TOEIC Grammar Guide – Unnecessary Words
There are rules to follow to make a proper sentence in English. You learn what words must be used to make a sentence. You learn how to add words to make sentences express more detail. You learn when each type of word can and cannot be used. It is not easy to understand all the rules, or to remember them all. So mistakes are sometimes made when creating sentences. One common type of error is to use too many words. The extra word may be an article, a verb, a pronoun, a preposition, an adjective, a conjunction, or an entire phrase. Using words with the same meaning in one sentence is another kind of unnecessary word error. Sometimes a sentence can be written with less words if the word order is changed. In this section, you will need to use all of your knowledge of grammar. Read through the question. Decide if each answer choice MUST be in that sentence to make it work.

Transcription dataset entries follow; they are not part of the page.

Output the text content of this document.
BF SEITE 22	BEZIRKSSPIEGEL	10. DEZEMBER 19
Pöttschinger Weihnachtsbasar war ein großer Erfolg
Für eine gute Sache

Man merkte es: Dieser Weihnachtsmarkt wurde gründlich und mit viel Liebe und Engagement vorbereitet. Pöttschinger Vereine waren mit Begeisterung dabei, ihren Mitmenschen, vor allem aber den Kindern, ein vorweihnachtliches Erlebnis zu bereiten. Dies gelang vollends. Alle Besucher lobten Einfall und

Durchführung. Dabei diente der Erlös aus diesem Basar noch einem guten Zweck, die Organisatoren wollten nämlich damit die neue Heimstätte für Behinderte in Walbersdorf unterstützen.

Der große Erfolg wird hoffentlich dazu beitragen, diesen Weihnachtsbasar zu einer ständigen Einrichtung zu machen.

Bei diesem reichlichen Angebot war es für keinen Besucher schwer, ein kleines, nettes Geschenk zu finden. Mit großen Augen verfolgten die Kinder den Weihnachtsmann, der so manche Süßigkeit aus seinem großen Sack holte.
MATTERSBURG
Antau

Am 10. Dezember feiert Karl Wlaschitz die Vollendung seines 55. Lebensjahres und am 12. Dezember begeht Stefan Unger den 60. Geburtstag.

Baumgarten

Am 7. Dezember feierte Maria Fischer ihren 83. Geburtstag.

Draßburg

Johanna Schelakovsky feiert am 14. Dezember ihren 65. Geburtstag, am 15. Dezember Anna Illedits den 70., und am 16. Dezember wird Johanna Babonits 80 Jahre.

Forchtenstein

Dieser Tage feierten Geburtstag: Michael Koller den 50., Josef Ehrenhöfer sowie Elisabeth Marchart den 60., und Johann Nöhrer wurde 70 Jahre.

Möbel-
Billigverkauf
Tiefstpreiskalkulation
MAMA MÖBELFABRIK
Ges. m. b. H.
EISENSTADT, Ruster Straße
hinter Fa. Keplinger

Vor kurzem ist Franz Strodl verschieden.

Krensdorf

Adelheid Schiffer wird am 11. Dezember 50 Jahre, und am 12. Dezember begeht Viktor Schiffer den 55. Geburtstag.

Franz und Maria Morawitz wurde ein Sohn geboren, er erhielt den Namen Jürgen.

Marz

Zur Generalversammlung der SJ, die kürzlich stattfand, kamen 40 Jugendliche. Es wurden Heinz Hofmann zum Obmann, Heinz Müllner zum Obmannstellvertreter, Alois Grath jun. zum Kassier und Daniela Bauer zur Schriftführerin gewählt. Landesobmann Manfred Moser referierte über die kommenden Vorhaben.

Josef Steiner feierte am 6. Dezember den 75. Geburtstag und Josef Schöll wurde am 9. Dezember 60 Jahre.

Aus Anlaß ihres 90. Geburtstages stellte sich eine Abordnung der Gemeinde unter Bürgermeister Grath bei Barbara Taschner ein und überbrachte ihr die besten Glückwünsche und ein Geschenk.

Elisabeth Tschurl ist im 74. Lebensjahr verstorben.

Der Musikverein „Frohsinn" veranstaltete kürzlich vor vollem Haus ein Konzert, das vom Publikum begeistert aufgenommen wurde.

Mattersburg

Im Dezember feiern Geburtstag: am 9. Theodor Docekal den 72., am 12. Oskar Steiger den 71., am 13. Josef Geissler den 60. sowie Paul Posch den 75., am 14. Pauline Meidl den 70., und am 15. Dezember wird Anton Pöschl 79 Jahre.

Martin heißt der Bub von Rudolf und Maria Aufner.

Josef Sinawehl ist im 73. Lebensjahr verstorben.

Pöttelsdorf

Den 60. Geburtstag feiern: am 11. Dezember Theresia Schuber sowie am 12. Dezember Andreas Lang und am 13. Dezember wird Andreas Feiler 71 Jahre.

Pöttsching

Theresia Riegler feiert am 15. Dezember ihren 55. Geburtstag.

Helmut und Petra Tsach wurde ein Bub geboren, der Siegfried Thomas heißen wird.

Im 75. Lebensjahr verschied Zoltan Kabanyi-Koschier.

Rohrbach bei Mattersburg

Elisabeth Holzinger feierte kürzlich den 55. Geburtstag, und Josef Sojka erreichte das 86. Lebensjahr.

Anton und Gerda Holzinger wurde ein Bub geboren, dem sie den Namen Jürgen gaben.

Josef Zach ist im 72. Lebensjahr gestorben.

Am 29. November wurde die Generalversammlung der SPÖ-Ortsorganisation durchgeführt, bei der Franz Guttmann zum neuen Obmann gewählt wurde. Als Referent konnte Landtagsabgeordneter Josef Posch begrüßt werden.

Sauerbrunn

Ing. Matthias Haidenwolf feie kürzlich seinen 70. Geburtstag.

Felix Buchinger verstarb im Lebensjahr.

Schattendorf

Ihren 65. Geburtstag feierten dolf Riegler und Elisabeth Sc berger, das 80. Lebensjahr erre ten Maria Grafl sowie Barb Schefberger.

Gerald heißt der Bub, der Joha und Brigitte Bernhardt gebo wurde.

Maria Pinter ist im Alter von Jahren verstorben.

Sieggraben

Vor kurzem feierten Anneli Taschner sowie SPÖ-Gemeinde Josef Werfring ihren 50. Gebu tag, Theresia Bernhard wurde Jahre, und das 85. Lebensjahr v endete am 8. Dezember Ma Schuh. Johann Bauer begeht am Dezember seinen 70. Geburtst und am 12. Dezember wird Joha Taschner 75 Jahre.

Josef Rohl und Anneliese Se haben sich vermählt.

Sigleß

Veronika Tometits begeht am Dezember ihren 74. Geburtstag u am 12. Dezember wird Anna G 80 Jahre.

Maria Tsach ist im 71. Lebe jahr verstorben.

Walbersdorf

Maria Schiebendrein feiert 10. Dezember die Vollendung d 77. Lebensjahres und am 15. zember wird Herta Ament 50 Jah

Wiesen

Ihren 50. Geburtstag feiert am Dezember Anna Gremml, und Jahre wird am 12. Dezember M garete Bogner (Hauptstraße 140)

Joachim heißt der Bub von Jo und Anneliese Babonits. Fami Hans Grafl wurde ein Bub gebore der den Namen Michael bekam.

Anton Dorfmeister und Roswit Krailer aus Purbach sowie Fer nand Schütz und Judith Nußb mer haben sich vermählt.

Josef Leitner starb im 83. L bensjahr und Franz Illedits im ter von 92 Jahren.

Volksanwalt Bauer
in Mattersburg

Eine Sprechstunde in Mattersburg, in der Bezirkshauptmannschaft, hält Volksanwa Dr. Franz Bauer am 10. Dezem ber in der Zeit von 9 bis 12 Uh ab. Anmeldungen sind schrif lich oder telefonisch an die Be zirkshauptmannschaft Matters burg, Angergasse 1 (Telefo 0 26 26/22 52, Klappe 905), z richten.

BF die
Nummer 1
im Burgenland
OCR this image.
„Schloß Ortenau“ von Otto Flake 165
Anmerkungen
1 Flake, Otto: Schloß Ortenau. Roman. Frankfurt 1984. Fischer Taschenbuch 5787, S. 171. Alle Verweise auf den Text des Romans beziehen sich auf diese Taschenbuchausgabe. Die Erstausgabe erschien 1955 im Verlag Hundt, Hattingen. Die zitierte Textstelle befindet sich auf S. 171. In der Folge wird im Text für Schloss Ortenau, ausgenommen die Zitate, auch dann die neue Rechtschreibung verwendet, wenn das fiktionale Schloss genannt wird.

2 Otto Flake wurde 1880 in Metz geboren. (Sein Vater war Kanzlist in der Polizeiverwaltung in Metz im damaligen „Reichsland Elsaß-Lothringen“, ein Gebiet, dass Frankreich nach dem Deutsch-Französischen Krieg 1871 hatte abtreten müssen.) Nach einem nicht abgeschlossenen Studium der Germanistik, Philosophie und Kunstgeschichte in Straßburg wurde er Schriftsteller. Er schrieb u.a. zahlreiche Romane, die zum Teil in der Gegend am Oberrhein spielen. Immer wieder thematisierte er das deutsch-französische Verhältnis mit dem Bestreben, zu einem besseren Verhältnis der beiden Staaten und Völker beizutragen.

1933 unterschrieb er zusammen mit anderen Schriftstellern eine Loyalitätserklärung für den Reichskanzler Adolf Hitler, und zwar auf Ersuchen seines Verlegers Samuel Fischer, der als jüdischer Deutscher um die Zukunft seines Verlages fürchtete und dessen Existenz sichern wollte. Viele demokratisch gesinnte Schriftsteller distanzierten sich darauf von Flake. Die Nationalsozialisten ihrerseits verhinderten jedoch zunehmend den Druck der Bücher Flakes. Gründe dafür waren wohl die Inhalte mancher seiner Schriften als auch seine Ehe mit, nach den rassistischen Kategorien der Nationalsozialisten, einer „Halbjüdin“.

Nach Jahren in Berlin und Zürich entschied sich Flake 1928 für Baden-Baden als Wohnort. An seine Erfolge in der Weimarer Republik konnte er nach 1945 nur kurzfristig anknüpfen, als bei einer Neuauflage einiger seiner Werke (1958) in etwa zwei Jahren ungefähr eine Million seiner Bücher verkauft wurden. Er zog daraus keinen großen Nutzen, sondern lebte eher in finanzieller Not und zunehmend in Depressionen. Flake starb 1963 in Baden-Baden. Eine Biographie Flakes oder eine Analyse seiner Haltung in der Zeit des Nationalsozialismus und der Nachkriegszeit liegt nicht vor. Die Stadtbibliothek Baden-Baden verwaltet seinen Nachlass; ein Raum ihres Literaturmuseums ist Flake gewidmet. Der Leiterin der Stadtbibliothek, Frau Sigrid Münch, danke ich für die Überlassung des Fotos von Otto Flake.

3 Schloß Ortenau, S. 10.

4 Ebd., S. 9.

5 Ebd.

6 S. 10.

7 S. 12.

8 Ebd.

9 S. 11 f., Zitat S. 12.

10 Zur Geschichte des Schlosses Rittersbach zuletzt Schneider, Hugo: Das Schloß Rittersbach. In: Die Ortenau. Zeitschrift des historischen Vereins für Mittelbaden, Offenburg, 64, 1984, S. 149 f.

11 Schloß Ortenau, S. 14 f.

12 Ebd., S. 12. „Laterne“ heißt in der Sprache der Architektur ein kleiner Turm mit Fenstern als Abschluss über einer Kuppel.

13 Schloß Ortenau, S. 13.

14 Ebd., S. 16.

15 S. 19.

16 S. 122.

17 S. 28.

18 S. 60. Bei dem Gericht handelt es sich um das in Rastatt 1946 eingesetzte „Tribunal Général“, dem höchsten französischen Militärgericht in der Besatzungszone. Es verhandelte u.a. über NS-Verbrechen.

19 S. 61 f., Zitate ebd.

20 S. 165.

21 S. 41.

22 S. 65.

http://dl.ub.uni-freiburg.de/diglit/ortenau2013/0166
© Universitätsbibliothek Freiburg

Read the sentence out loud and pay attention to how the sentence sounds. If a phrase sounds awkward or incorrect, check to see if there are extra words that are not needed.
Common Types of Examples
Too many words with the same meaning used:
Incorrect: He is nearly almost finished with the financial statement.
Correct: He is nearly finished with the financial statement.
Correct: He is almost finished with the financial statement.
Incorrect: Despite leaving 10 minutes early, the worker arrived late nonetheless.
Correct: Despite leaving 10 minutes early, the worker arrived late.
Correct: Leaving 10 minutes early, the worker nonetheless arrived late.
Incorrect: The secretary was annoyed when the copier broke on down.
Correct: The secretary was annoyed when the copier broke down.
The preposition on is not used in the verb form broke down.
Incorrect: I will have buy a new car. (Mixed up verb tense formation.)
Correct: I will buy a new car. (Future tense of irregular verb buy is will buy.)
Correct: I will have bought a new car. (Future perfect form: will have + verbs past participle.)
Incorrect: The postman delivers a mail in the morning.
Correct: The postman delivers mail in the morning.
The indefinite article a is not used in front of a non-count noun.
Incorrect: My manager she has some contracts for me to sign.
Correct: My manager has some contracts for me to sign.
Right after a noun, do not also use a pronoun that replaces the noun.
Simple, direct sentences are better than complicated, indirect ones.
Incorrect: It was a project which was very complex in structure and very ambitious in nature.
Correct: The project was complex and ambitious.